YOUNGSTOWN During Joyner show's local broadcast, fans get on up and get down for Brown



Woe to those who nod off while Tom Joyner is in the house.
By DEBORA SHAULIS
ENTERTAINMENT EDITOR
YOUNGSTOWN -- Fans of the "Tom Joyner Morning Show" got funky with James Brown, got registered to vote and, in one case, got embarrassed during the radio personality's live broadcast this morning from Edward W. Powers Auditorium.
"James Brown, get up, get up!" chanted an energetic Joyner, his sidekicks and Brown's band in beckoning the Godfather of Soul to the stage just after 6 a.m. An estimated 1,600 people were on hand and happily complied.
Joyner's radio show is syndicated in more than 100 markets nationwide, including on WRBP-FM 101.9 of Youngstown. On average, about 8 million people tune in daily. On Fridays, the morning show becomes a "Sky Show" because Joyner takes it on the road. Southwest Airlines is one of his major sponsors.
Brown joins in
Joyner traditionally invites a musical guest to perform at "Sky Shows," which is what brought Brown to town. Three days after the release of his new CD, "The Next Step," and less than 12 hours after he introduced pop singer Britney Spears at the MTV Music Video Awards in New York, Brown was dressed in a gray suit and acting very businesslike during a sound check shortly after 5 a.m.
Brown made an old-school entrance after two introductions -- one by Joyner, the other by a member of his entourage -- and a drumroll.
Dressed in black from head to toe with a smattering of rhinestones, Brown did some of his signature dancing by twisting on the heels of his shiny black boots and twirling behind his microphone.
He stuck with his classics for his first set, with songs ranging from "Get Funky" to the slower "Try Me," an early hit, to which Joyner and co-star Ms. Dupree slow-danced onstage.

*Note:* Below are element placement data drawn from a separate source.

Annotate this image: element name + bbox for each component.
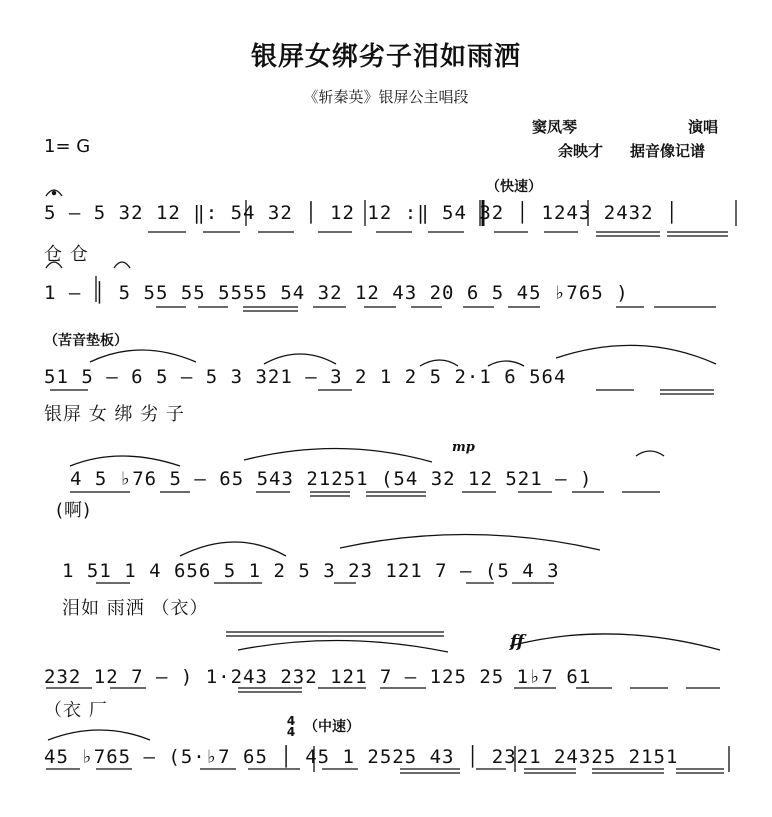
meter-numerator: 4 xyxy=(286,714,296,728)
score-row-5-lyrics: 泪如 雨洒 （衣） xyxy=(62,598,209,619)
page-subtitle: 《斩秦英》银屏公主唱段 xyxy=(303,88,469,106)
dynamic-mp: mp xyxy=(452,440,475,455)
score-row-1-lyrics: 仓 仓 xyxy=(44,244,89,265)
performer-role: 演唱 xyxy=(688,118,719,136)
score-row-6-notes: 232 12 7 – ) 1·243 232 121 7 – 125 25 1♭7 61 xyxy=(44,666,592,688)
score-row-7-notes: 45 ♭765 – (5·♭7 65 │ 45 1 2525 43 │ 2321 24325 2151 xyxy=(44,746,679,768)
score-row-1-notes: 5 – 5 32 12 ‖: 54 32 │ 12 12 :‖ 54 32 │ 1243 2432 │ xyxy=(44,202,679,224)
key-signature: 1= G xyxy=(44,136,91,157)
score-row-6-lyrics: （衣 厂 xyxy=(44,700,108,721)
score-row-5-notes: 1 51 1 4 656 5 1 2 5 3 23 121 7 – (5 4 3 xyxy=(62,560,560,582)
tempo-mid: （中速） xyxy=(304,719,360,735)
dynamic-ff: ff xyxy=(510,632,525,652)
score-row-2-notes: 1 – │ 5 55 55 5555 54 32 12 43 20 6 5 45 ♭765 ) xyxy=(44,282,629,304)
transcriber-name: 余映才 xyxy=(558,142,604,160)
meter-denominator: 4 xyxy=(286,725,296,739)
score-row-3-notes: 51 5 – 6 5 – 5 3 321 – 3 2 1 2 5 2·1 6 564 xyxy=(44,366,567,388)
time-signature xyxy=(286,716,296,738)
score-row-4-notes: 4 5 ♭76 5 – 65 543 21251 (54 32 12 521 – ) xyxy=(70,468,593,490)
score-row-3-lyrics: 银屏 女 绑 劣 子 xyxy=(44,404,185,425)
score-row-4-lyrics: (啊) xyxy=(56,500,92,521)
banqiang-label: （苦音垫板） xyxy=(44,333,128,349)
tempo-fast: （快速） xyxy=(486,179,542,195)
transcriber-role: 据音像记谱 xyxy=(630,142,706,160)
performer-name: 窦凤琴 xyxy=(532,118,578,136)
fermata-mark xyxy=(46,190,62,196)
page-title: 银屏女绑劣子泪如雨洒 xyxy=(250,42,521,72)
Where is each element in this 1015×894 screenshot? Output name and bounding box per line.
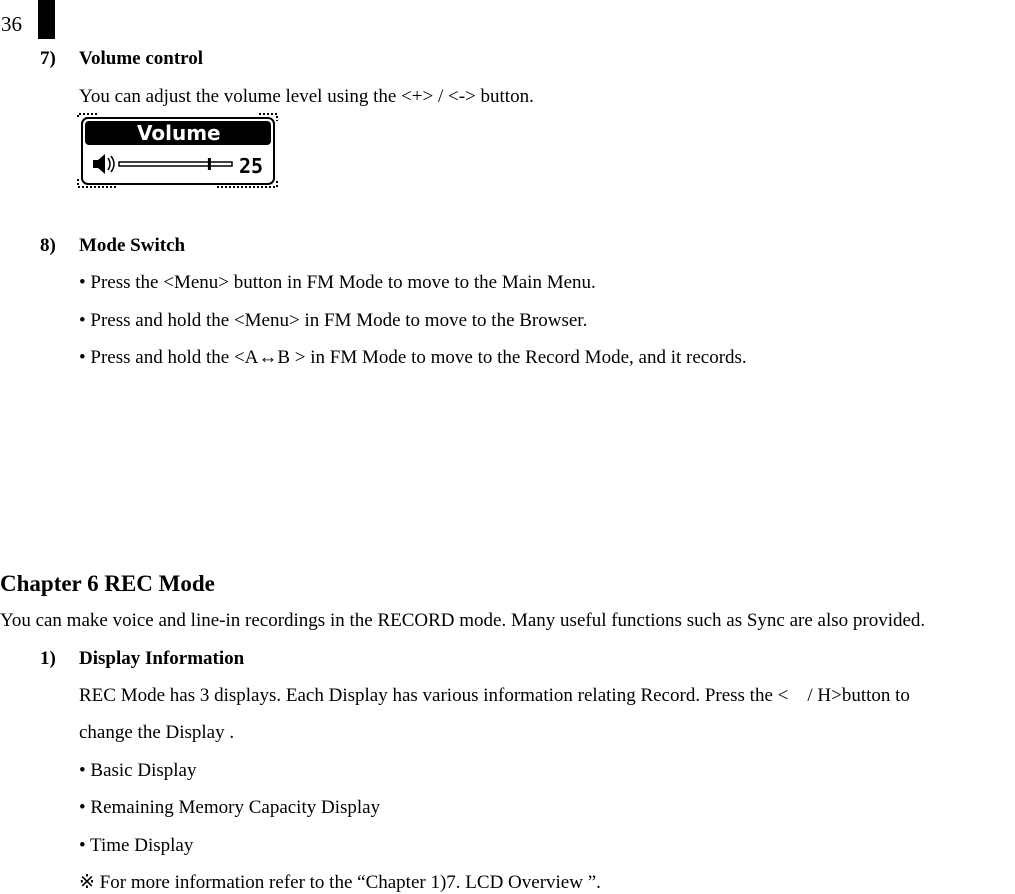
- section-8-bullet: • Press and hold the <A↔B > in FM Mode to move to the Record Mode, and it records.: [79, 347, 747, 368]
- section-1-bullet: • Basic Display: [79, 760, 197, 781]
- section-1-note: ※ For more information refer to the “Chapter 1)7. LCD Overview ”.: [79, 872, 601, 893]
- section-1-bullet: • Time Display: [79, 835, 194, 856]
- volume-lcd-illustration: [77, 113, 279, 189]
- chapter-title: Chapter 6 REC Mode: [0, 571, 215, 596]
- section-1-bullet: • Remaining Memory Capacity Display: [79, 797, 381, 818]
- section-1-body-line: REC Mode has 3 displays. Each Display has various information relating Record. Press the < / H>button to: [79, 685, 910, 706]
- section-1-number: 1): [40, 648, 56, 669]
- page-number: 36: [1, 12, 22, 36]
- volume-slider-track: [119, 162, 232, 166]
- volume-lcd-value: 25: [239, 154, 264, 178]
- volume-lcd-screen: [77, 113, 279, 189]
- section-7-body: You can adjust the volume level using the <+> / <-> button.: [79, 86, 534, 107]
- section-8-number: 8): [40, 235, 56, 256]
- section-7-heading: Volume control: [79, 48, 204, 69]
- volume-lcd-title: Volume: [137, 121, 221, 145]
- section-8-heading: Mode Switch: [79, 235, 186, 256]
- volume-slider-knob: [208, 158, 211, 170]
- chapter-intro: You can make voice and line-in recordings in the RECORD mode. Many useful functions such as Sync are also provided.: [0, 610, 926, 631]
- section-1-body-line: change the Display .: [79, 722, 235, 743]
- section-8-bullet: • Press and hold the <Menu> in FM Mode to move to the Browser.: [79, 310, 588, 331]
- section-8-bullet: • Press the <Menu> button in FM Mode to move to the Main Menu.: [79, 272, 596, 293]
- page-number-bar: [38, 0, 55, 39]
- section-1-heading: Display Information: [79, 648, 245, 669]
- section-7-number: 7): [40, 48, 56, 69]
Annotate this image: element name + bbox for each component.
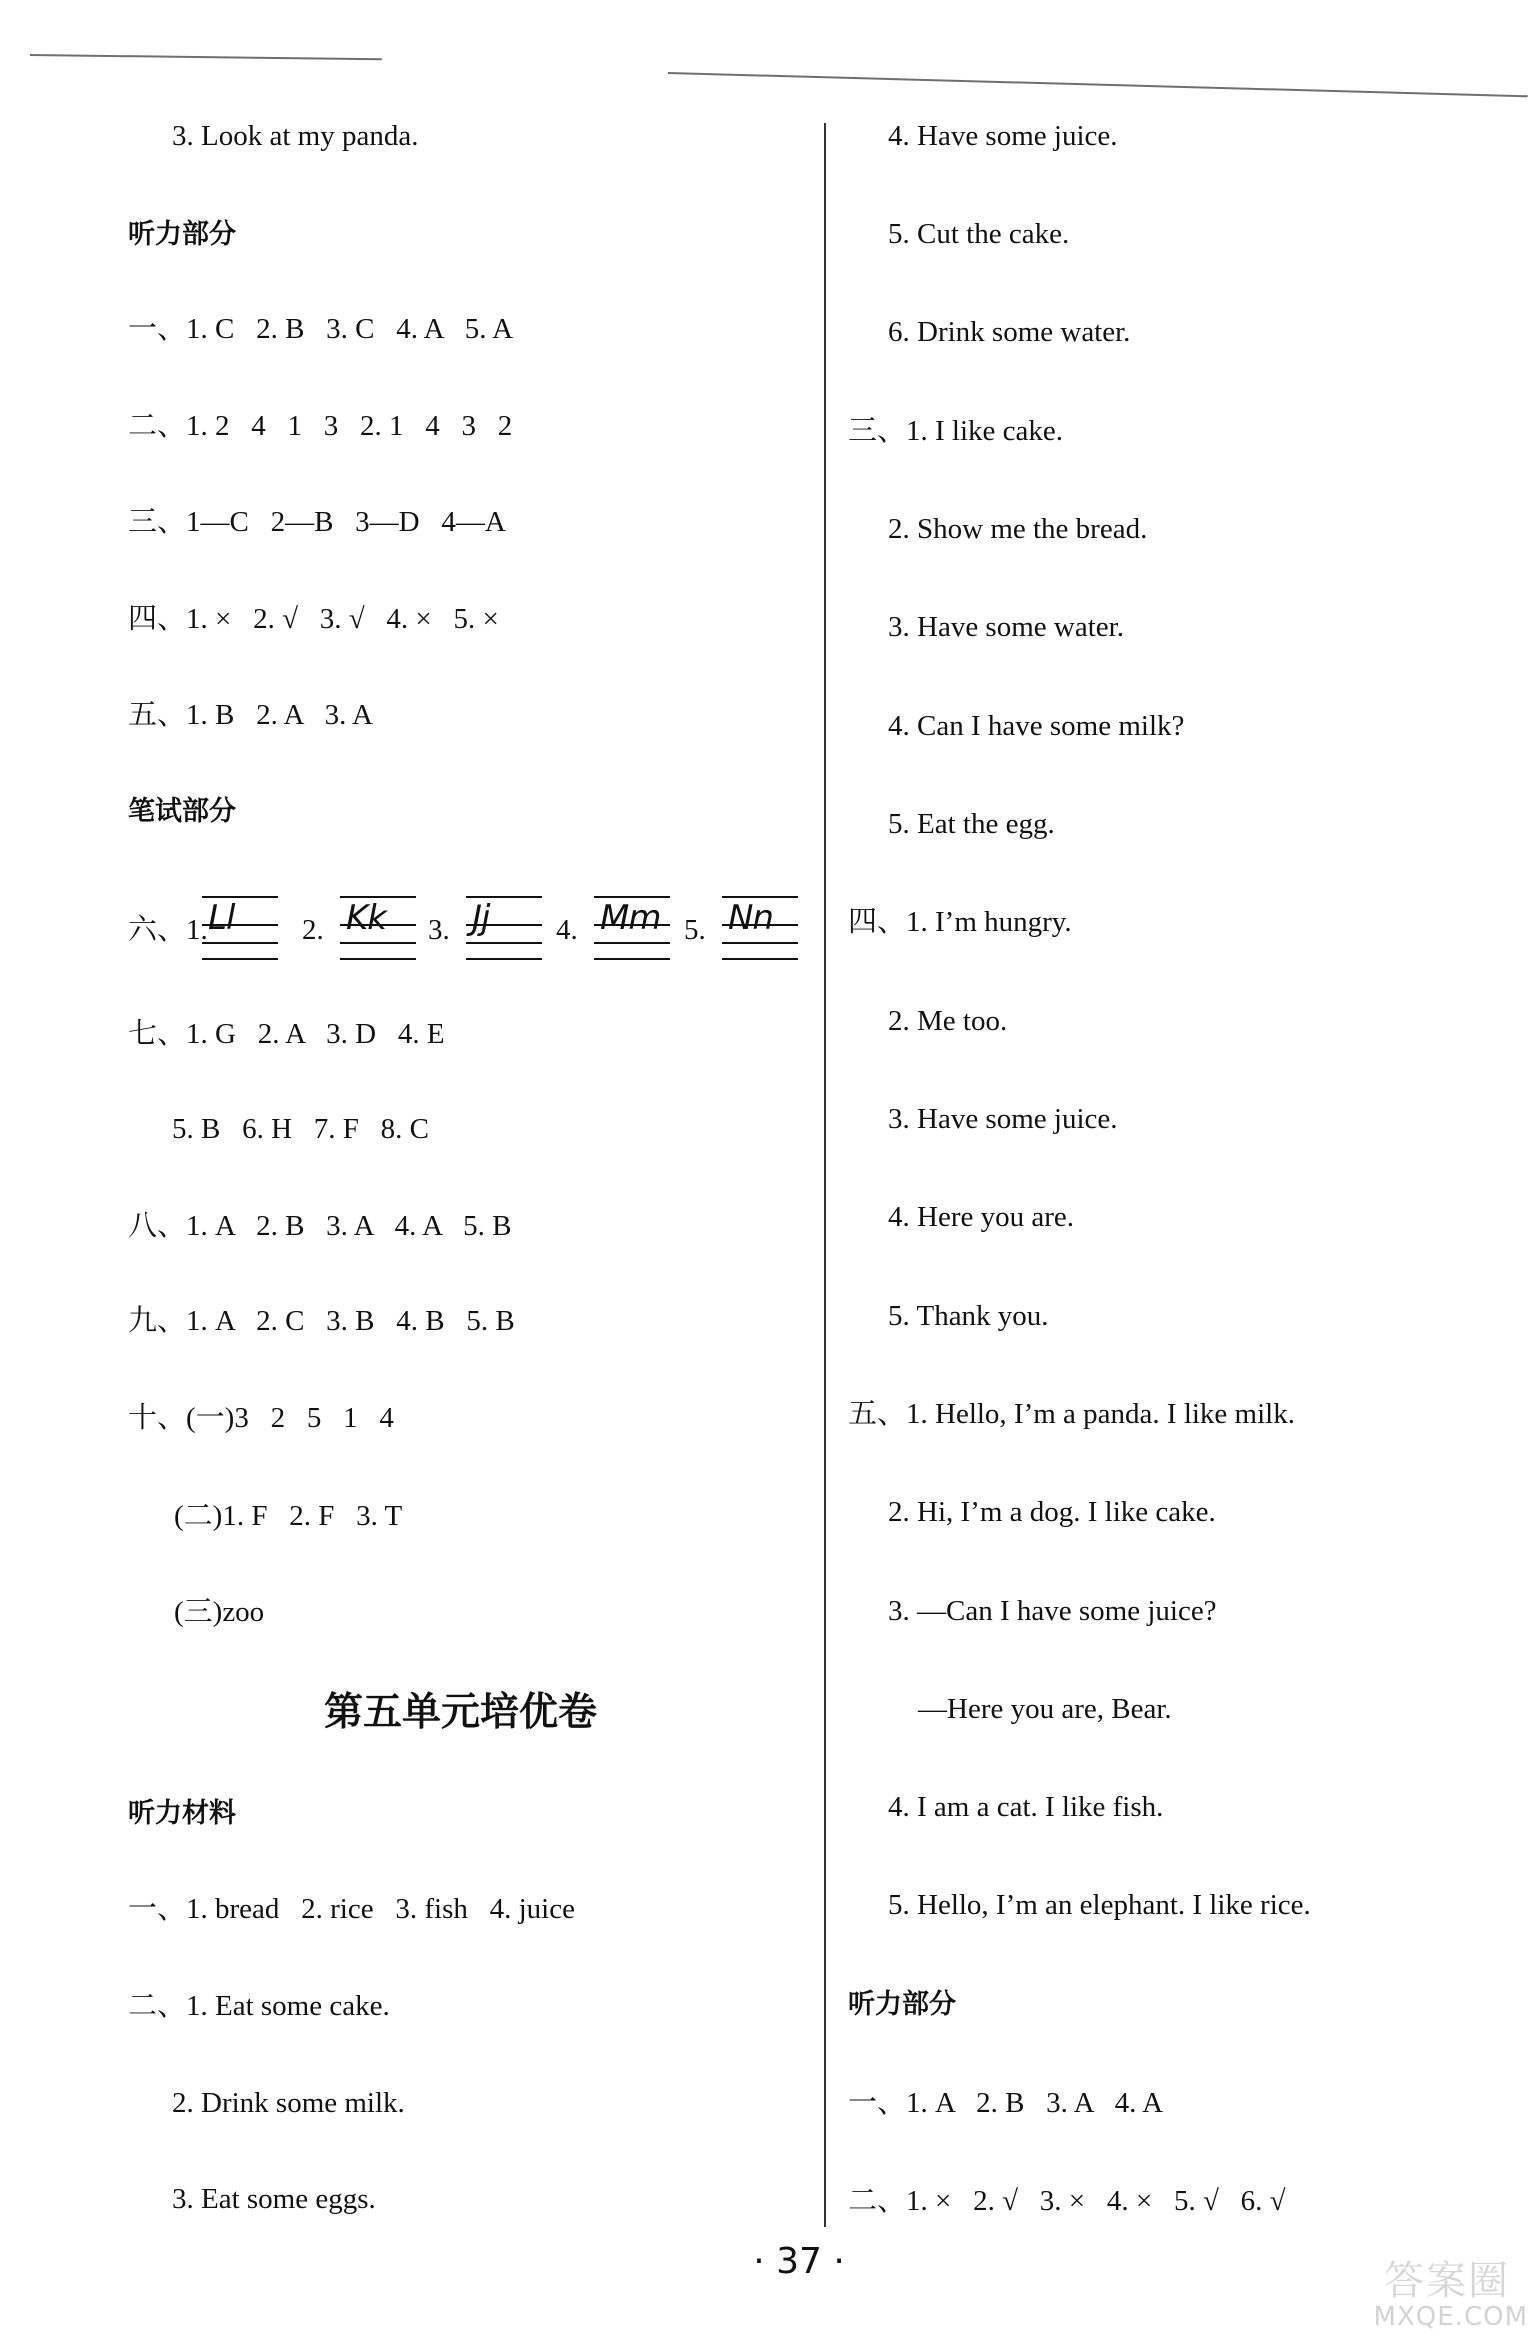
answer-line: 4. Have some juice. [888, 120, 1118, 152]
answer-line: 四、1. × 2. √ 3. √ 4. × 5. × [128, 603, 499, 635]
answer-line: 三、1. I like cake. [848, 415, 1064, 447]
answer-line: —Here you are, Bear. [918, 1693, 1172, 1725]
section-title: 第五单元培优卷 [324, 1690, 598, 1735]
column-divider [824, 123, 826, 2227]
answer-line: 一、1. C 2. B 3. C 4. A 5. A [128, 313, 514, 345]
handwriting-number: 3. [428, 914, 450, 946]
answer-line: 四、1. I’m hungry. [848, 906, 1072, 938]
answer-line: 2. Me too. [888, 1005, 1008, 1037]
handwriting-number: 2. [302, 914, 324, 946]
handwriting-letter: Nn [728, 898, 773, 938]
answer-line: 十、(一)3 2 5 1 4 [128, 1402, 394, 1434]
section-heading: 听力材料 [128, 1798, 236, 1829]
answer-line: 3. Have some juice. [888, 1103, 1118, 1135]
answer-line: 4. Here you are. [888, 1201, 1074, 1233]
section-heading: 笔试部分 [128, 796, 236, 827]
answer-line: 5. Eat the egg. [888, 808, 1055, 840]
right-answer-column [840, 0, 1520, 2339]
section-heading: 听力部分 [848, 1989, 956, 2020]
answer-line: 一、1. bread 2. rice 3. fish 4. juice [128, 1893, 575, 1925]
answer-line: 5. B 6. H 7. F 8. C [172, 1113, 430, 1145]
answer-line: 二、1. 2 4 1 3 2. 1 4 3 2 [128, 410, 513, 442]
watermark-logo-text: 答案圈 [1384, 2258, 1510, 2304]
handwriting-letter: Kk [346, 898, 386, 938]
answer-line: 5. Cut the cake. [888, 218, 1070, 250]
handwriting-box [594, 896, 670, 956]
handwriting-prefix: 六、1. [128, 914, 208, 946]
handwriting-box [466, 896, 542, 956]
page-number: · 37 · [753, 2241, 845, 2282]
answer-line: 5. Hello, I’m an elephant. I like rice. [888, 1889, 1311, 1921]
handwriting-number: 5. [684, 914, 706, 946]
answer-line: 3. Look at my panda. [172, 120, 419, 152]
watermark-domain: MXQE.COM [1373, 2302, 1528, 2332]
answer-line: 4. Can I have some milk? [888, 710, 1185, 742]
handwriting-box [722, 896, 798, 956]
answer-line: 5. Thank you. [888, 1300, 1049, 1332]
handwriting-answer-row [128, 878, 808, 968]
answer-line: 一、1. A 2. B 3. A 4. A [848, 2087, 1164, 2119]
watermark [1263, 2258, 1528, 2332]
answer-line: 二、1. Eat some cake. [128, 1990, 390, 2022]
answer-line: 2. Drink some milk. [172, 2087, 405, 2119]
answer-line: 七、1. G 2. A 3. D 4. E [128, 1018, 445, 1050]
answer-line: 6. Drink some water. [888, 316, 1131, 348]
handwriting-box [202, 896, 278, 956]
handwriting-letter: Mm [600, 898, 661, 938]
answer-line: 五、1. Hello, I’m a panda. I like milk. [848, 1398, 1295, 1430]
handwriting-box [340, 896, 416, 956]
answer-line: 2. Show me the bread. [888, 513, 1148, 545]
section-heading: 听力部分 [128, 219, 236, 250]
answer-line: 二、1. × 2. √ 3. × 4. × 5. √ 6. √ [848, 2185, 1286, 2217]
answer-line: 3. —Can I have some juice? [888, 1595, 1217, 1627]
answer-line: 八、1. A 2. B 3. A 4. A 5. B [128, 1210, 512, 1242]
handwriting-number: 4. [556, 914, 578, 946]
handwriting-letter: Jj [472, 898, 490, 938]
handwriting-letter: Ll [208, 898, 235, 938]
answer-line: 五、1. B 2. A 3. A [128, 699, 373, 731]
answer-line: 3. Eat some eggs. [172, 2183, 376, 2215]
answer-line: 三、1—C 2—B 3—D 4—A [128, 506, 506, 538]
answer-line: 4. I am a cat. I like fish. [888, 1791, 1164, 1823]
answer-line: 2. Hi, I’m a dog. I like cake. [888, 1496, 1216, 1528]
answer-line: 3. Have some water. [888, 611, 1124, 643]
answer-line: 九、1. A 2. C 3. B 4. B 5. B [128, 1305, 515, 1337]
answer-line: (二)1. F 2. F 3. T [174, 1500, 403, 1532]
answer-line: (三)zoo [174, 1596, 265, 1628]
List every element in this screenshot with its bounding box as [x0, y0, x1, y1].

Joyner and his crew also danced as energetically as Brown's four backup singers.
"The Godfather created the party, and he has always been about purpose," a sweaty, breathless Joyner told the crowd after Brown left the stage.
That's when activist-minded Joyner's "Party With a Purpose" got into gear. Local representatives of NAACP, who were wearing bright yellow T-shirts and carrying clipboards, began wading among the picture-takers in the aisles to distribute voter registration forms.
Joyner and his cohorts also got into the act, and Joyner even encouraged friends of nonregistered voters to point them out. Joyner also encouraged his nationwide listening audience to register by telephone.
Local sponsors and community, civic and social groups had displays in the Powers lobby as showgoers arrived.
Lining up
Admission to the "Sky Show" was free. A line began to form Thursday afternoon outside Powers. By 5 a.m., the line stretched from the main entrance at Powers to the doors at the Voinovich Center state building down the block on West Federal Street.
All kinds of people showed up. There were suit-and-tie people, casual folks, the trendy kind. Many were happy to be there despite the early hour; they danced and sang at their seats even before the show began.
Joyner warned them that there would be trouble for anyone who was caught sleeping. One young adult man sitting near the front of the stage was sleeping and that was pointed out to co-host Myra J.
Soon the entire morning show crew was swarming around him, his face was projected on two video screens above the stage, and he awoke to hear Joyner addressing him from the stage and telling him to wipe the drool from his cheek. The man was taken onstage and given a Tom Joyner travel mug, but he was clearly embarrassed and left the auditorium for a while.